The leader of the Office of the Comptroller of the Currency, a US banking regulator, is continuing the Biden administration’s push for bank-style regulation for stablecoin issuers.
On April 8, Michael Hsu, the Acting Comptroller of the Currency, spoke to an audience at Georgetown Law School on his “Thoughts on the Architecture of Stablecoins.”
Effectively, Hsu maintained the President’s Working Group’s proposal that any new law should limit stablecoin issuance to “insured depository institutions,” a category that is usually synonymous with banks.
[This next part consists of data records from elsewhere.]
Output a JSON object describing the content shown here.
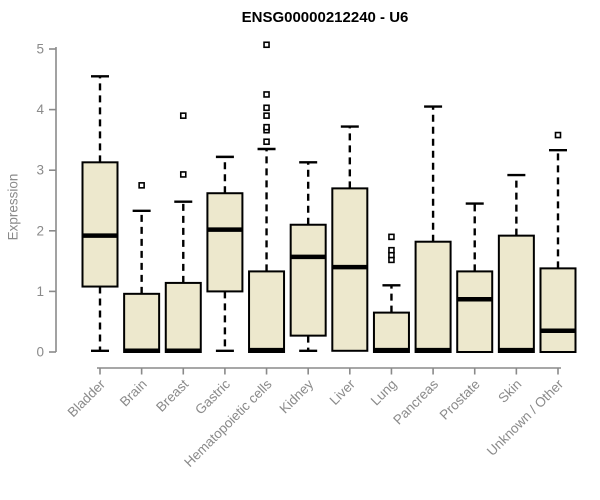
{
  "page": {
    "background": "#ffffff"
  },
  "chart_data": {
    "type": "boxplot",
    "title": "ENSG00000212240 - U6",
    "ylabel": "Expression",
    "xlabel": "",
    "ylim": [
      0,
      5
    ],
    "yticks": [
      0,
      1,
      2,
      3,
      4,
      5
    ],
    "grid": false,
    "legend": false,
    "axis_color": "#8a8a8a",
    "box_fill": "#ede8cd",
    "box_stroke": "#000000",
    "median_color": "#000000",
    "outlier_shape": "open-square",
    "categories": [
      "Bladder",
      "Brain",
      "Breast",
      "Gastric",
      "Hematopoietic cells",
      "Kidney",
      "Liver",
      "Lung",
      "Pancreas",
      "Prostate",
      "Skin",
      "Unknown / Other"
    ],
    "series": [
      {
        "name": "Bladder",
        "low": 0.02,
        "q1": 1.08,
        "median": 1.92,
        "q3": 3.13,
        "high": 4.55,
        "outliers": []
      },
      {
        "name": "Brain",
        "low": 0,
        "q1": 0,
        "median": 0.02,
        "q3": 0.96,
        "high": 2.33,
        "outliers": [
          2.75
        ]
      },
      {
        "name": "Breast",
        "low": 0,
        "q1": 0,
        "median": 0.02,
        "q3": 1.14,
        "high": 2.48,
        "outliers": [
          2.93,
          3.9
        ]
      },
      {
        "name": "Gastric",
        "low": 0.02,
        "q1": 1.0,
        "median": 2.02,
        "q3": 2.62,
        "high": 3.22,
        "outliers": []
      },
      {
        "name": "Hematopoietic cells",
        "low": 0,
        "q1": 0,
        "median": 0.03,
        "q3": 1.33,
        "high": 3.35,
        "outliers": [
          3.47,
          3.66,
          3.71,
          3.9,
          4.03,
          4.25,
          5.07
        ]
      },
      {
        "name": "Kidney",
        "low": 0.02,
        "q1": 0.27,
        "median": 1.57,
        "q3": 2.1,
        "high": 3.13,
        "outliers": []
      },
      {
        "name": "Liver",
        "low": 0,
        "q1": 0.02,
        "median": 1.4,
        "q3": 2.7,
        "high": 3.72,
        "outliers": []
      },
      {
        "name": "Lung",
        "low": 0,
        "q1": 0,
        "median": 0.03,
        "q3": 0.65,
        "high": 1.1,
        "outliers": [
          1.52,
          1.6,
          1.68,
          1.9
        ]
      },
      {
        "name": "Pancreas",
        "low": 0,
        "q1": 0,
        "median": 0.03,
        "q3": 1.82,
        "high": 4.05,
        "outliers": []
      },
      {
        "name": "Prostate",
        "low": 0,
        "q1": 0,
        "median": 0.87,
        "q3": 1.33,
        "high": 2.45,
        "outliers": []
      },
      {
        "name": "Skin",
        "low": 0,
        "q1": 0,
        "median": 0.03,
        "q3": 1.92,
        "high": 2.92,
        "outliers": []
      },
      {
        "name": "Unknown / Other",
        "low": 0,
        "q1": 0,
        "median": 0.35,
        "q3": 1.38,
        "high": 3.33,
        "outliers": [
          3.58
        ]
      }
    ]
  }
}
Important to note is that Hsu, along with most of the major leaders of US financial regulators, was part of the team that assembled the PWG report.
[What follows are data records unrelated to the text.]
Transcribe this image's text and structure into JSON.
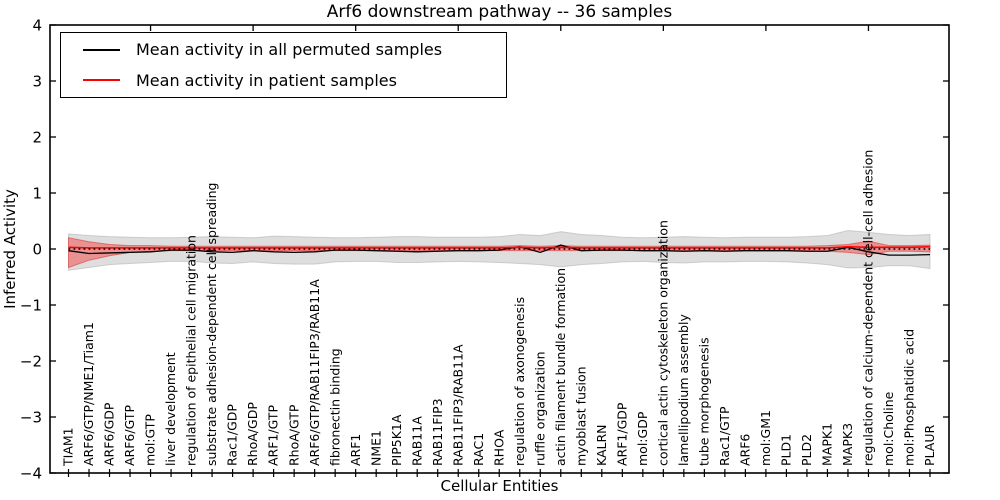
{
  "legend": {
    "items": [
      {
        "label": "Mean activity in all permuted samples",
        "color": "#000000"
      },
      {
        "label": "Mean activity in patient samples",
        "color": "#ff0000"
      }
    ],
    "position": "upper left"
  },
  "chart_data": {
    "type": "line",
    "title": "Arf6 downstream pathway -- 36 samples",
    "xlabel": "Cellular Entities",
    "ylabel": "Inferred Activity",
    "ylim": [
      -4,
      4
    ],
    "yticks": [
      4,
      3,
      2,
      1,
      0,
      -1,
      -2,
      -3,
      -4
    ],
    "grid": false,
    "zero_line": 0,
    "top_tick_category_indices": [
      4,
      9,
      14,
      19,
      24,
      29,
      34,
      39
    ],
    "categories": [
      "TIAM1",
      "ARF6/GTP/NME1/Tiam1",
      "ARF6/GDP",
      "ARF6/GTP",
      "mol:GTP",
      "liver development",
      "regulation of epithelial cell migration",
      "substrate adhesion-dependent cell spreading",
      "Rac1/GDP",
      "RhoA/GDP",
      "ARF1/GTP",
      "RhoA/GTP",
      "ARF6/GTP/RAB11FIP3/RAB11A",
      "fibronectin binding",
      "ARF1",
      "NME1",
      "PIP5K1A",
      "RAB11A",
      "RAB11FIP3",
      "RAB11FIP3/RAB11A",
      "RAC1",
      "RHOA",
      "regulation of axonogenesis",
      "ruffle organization",
      "actin filament bundle formation",
      "myoblast fusion",
      "KALRN",
      "ARF1/GDP",
      "mol:GDP",
      "cortical actin cytoskeleton organization",
      "lamellipodium assembly",
      "tube morphogenesis",
      "Rac1/GTP",
      "ARF6",
      "mol:GM1",
      "PLD1",
      "PLD2",
      "MAPK1",
      "MAPK3",
      "regulation of calcium-dependent cell-cell adhesion",
      "mol:Choline",
      "mol:Phosphatidic acid",
      "PLAUR"
    ],
    "series": [
      {
        "name": "Mean activity in all permuted samples",
        "color": "#000000",
        "values": [
          -0.03,
          -0.08,
          -0.07,
          -0.06,
          -0.05,
          -0.02,
          -0.02,
          -0.05,
          -0.06,
          -0.03,
          -0.05,
          -0.06,
          -0.05,
          -0.02,
          -0.02,
          -0.03,
          -0.04,
          -0.05,
          -0.04,
          -0.03,
          -0.03,
          -0.02,
          0.04,
          -0.06,
          0.07,
          -0.03,
          -0.02,
          -0.02,
          -0.03,
          -0.03,
          -0.04,
          -0.03,
          -0.04,
          -0.03,
          -0.03,
          -0.03,
          -0.04,
          -0.04,
          0.03,
          -0.05,
          -0.11,
          -0.11,
          -0.1
        ]
      },
      {
        "name": "Mean activity in patient samples",
        "color": "#ff0000",
        "values": [
          0.03,
          0.02,
          0.02,
          0.02,
          0.02,
          0.02,
          0.02,
          0.02,
          0.02,
          0.02,
          0.02,
          0.02,
          0.02,
          0.02,
          0.02,
          0.02,
          0.02,
          0.02,
          0.02,
          0.02,
          0.02,
          0.02,
          0.03,
          0.02,
          0.03,
          0.02,
          0.02,
          0.02,
          0.02,
          0.02,
          0.02,
          0.02,
          0.02,
          0.02,
          0.02,
          0.02,
          0.02,
          0.02,
          0.04,
          0.03,
          0.03,
          0.03,
          0.04
        ]
      }
    ],
    "bands": [
      {
        "name": "permuted-samples-std",
        "fill": "#000000",
        "fill_opacity": 0.13,
        "stroke": "#999999",
        "stroke_opacity": 0.4,
        "upper": [
          0.27,
          0.24,
          0.22,
          0.21,
          0.2,
          0.2,
          0.21,
          0.22,
          0.21,
          0.2,
          0.23,
          0.22,
          0.21,
          0.2,
          0.2,
          0.21,
          0.22,
          0.22,
          0.21,
          0.21,
          0.21,
          0.22,
          0.26,
          0.24,
          0.31,
          0.26,
          0.24,
          0.21,
          0.2,
          0.21,
          0.22,
          0.21,
          0.2,
          0.21,
          0.21,
          0.21,
          0.22,
          0.24,
          0.33,
          0.3,
          0.26,
          0.24,
          0.26
        ],
        "lower": [
          -0.38,
          -0.33,
          -0.28,
          -0.26,
          -0.24,
          -0.22,
          -0.22,
          -0.25,
          -0.26,
          -0.23,
          -0.26,
          -0.27,
          -0.27,
          -0.23,
          -0.22,
          -0.22,
          -0.24,
          -0.24,
          -0.23,
          -0.22,
          -0.23,
          -0.24,
          -0.26,
          -0.28,
          -0.32,
          -0.28,
          -0.26,
          -0.23,
          -0.22,
          -0.24,
          -0.25,
          -0.23,
          -0.23,
          -0.22,
          -0.22,
          -0.23,
          -0.25,
          -0.28,
          -0.34,
          -0.33,
          -0.3,
          -0.3,
          -0.35
        ]
      },
      {
        "name": "patient-samples-std",
        "fill": "#ff0000",
        "fill_opacity": 0.34,
        "stroke": "#dd4444",
        "stroke_opacity": 0.65,
        "upper": [
          0.2,
          0.13,
          0.08,
          0.06,
          0.06,
          0.05,
          0.05,
          0.05,
          0.05,
          0.05,
          0.05,
          0.05,
          0.05,
          0.05,
          0.05,
          0.05,
          0.05,
          0.05,
          0.05,
          0.05,
          0.05,
          0.05,
          0.06,
          0.05,
          0.06,
          0.05,
          0.05,
          0.05,
          0.05,
          0.05,
          0.05,
          0.05,
          0.05,
          0.05,
          0.05,
          0.05,
          0.05,
          0.06,
          0.08,
          0.14,
          0.06,
          0.06,
          0.07
        ],
        "lower": [
          -0.33,
          -0.2,
          -0.12,
          -0.06,
          -0.04,
          -0.03,
          -0.03,
          -0.03,
          -0.03,
          -0.03,
          -0.03,
          -0.03,
          -0.03,
          -0.03,
          -0.03,
          -0.03,
          -0.03,
          -0.03,
          -0.03,
          -0.03,
          -0.03,
          -0.03,
          -0.03,
          -0.03,
          -0.03,
          -0.03,
          -0.03,
          -0.03,
          -0.03,
          -0.03,
          -0.03,
          -0.03,
          -0.03,
          -0.03,
          -0.03,
          -0.03,
          -0.03,
          -0.04,
          -0.06,
          -0.1,
          -0.04,
          -0.04,
          -0.05
        ]
      }
    ]
  }
}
Hsu seemed to reject recent alternate proposals that would create multiple licensing paths for stablecoin issuance, saying “in my experience, the wider the variability, the more likely a risky issuer blows itself up, sparking contagion across peers.”
However, he argued that such a category could be more flexible for stablecoins that do not operate as investment vehicles:
“A banking approach would be more effective. Some have expressed concerns, however, about undue burden and inefficiency. If a stablecoin entity were tightly limited to just issuing stablecoins and holding reserves to meet redemptions, I would agree that the full application of all bank regulatory and supervisory requirements would be overly burdensome. Provided that the activities and risk profile of a stablecoin issuing bank could be narrowly prescribed, a tailored set of bank regulatory and supervisory requirements could balance stability with efficiency.”
Nellie Liang, the Treasury official who spearheaded the PWG report, made similar arguments that banking charters could themselves be more flexible than had been generally acknowledged. But a central dispute here is that US law only requires banks to keep a small fraction of their deposits in instantly redeemable cash.
Though different stablecoins operate in different ways, the common practice among major operators has become to hold full reserves in cash or short-term Treasury securities. A notable exception is Tether’s holdings of unidentified commercial paper, a practice that USDC experimented with until recently.
While Hsu maintained skepticism towards the crypto industry’s long-term promise, he did say:
“It is hard to ignore the rapid growth of the developer community, market signals about blockchain firms’ long-term potential, and pronouncements and actions from a range of policymakers and governments.”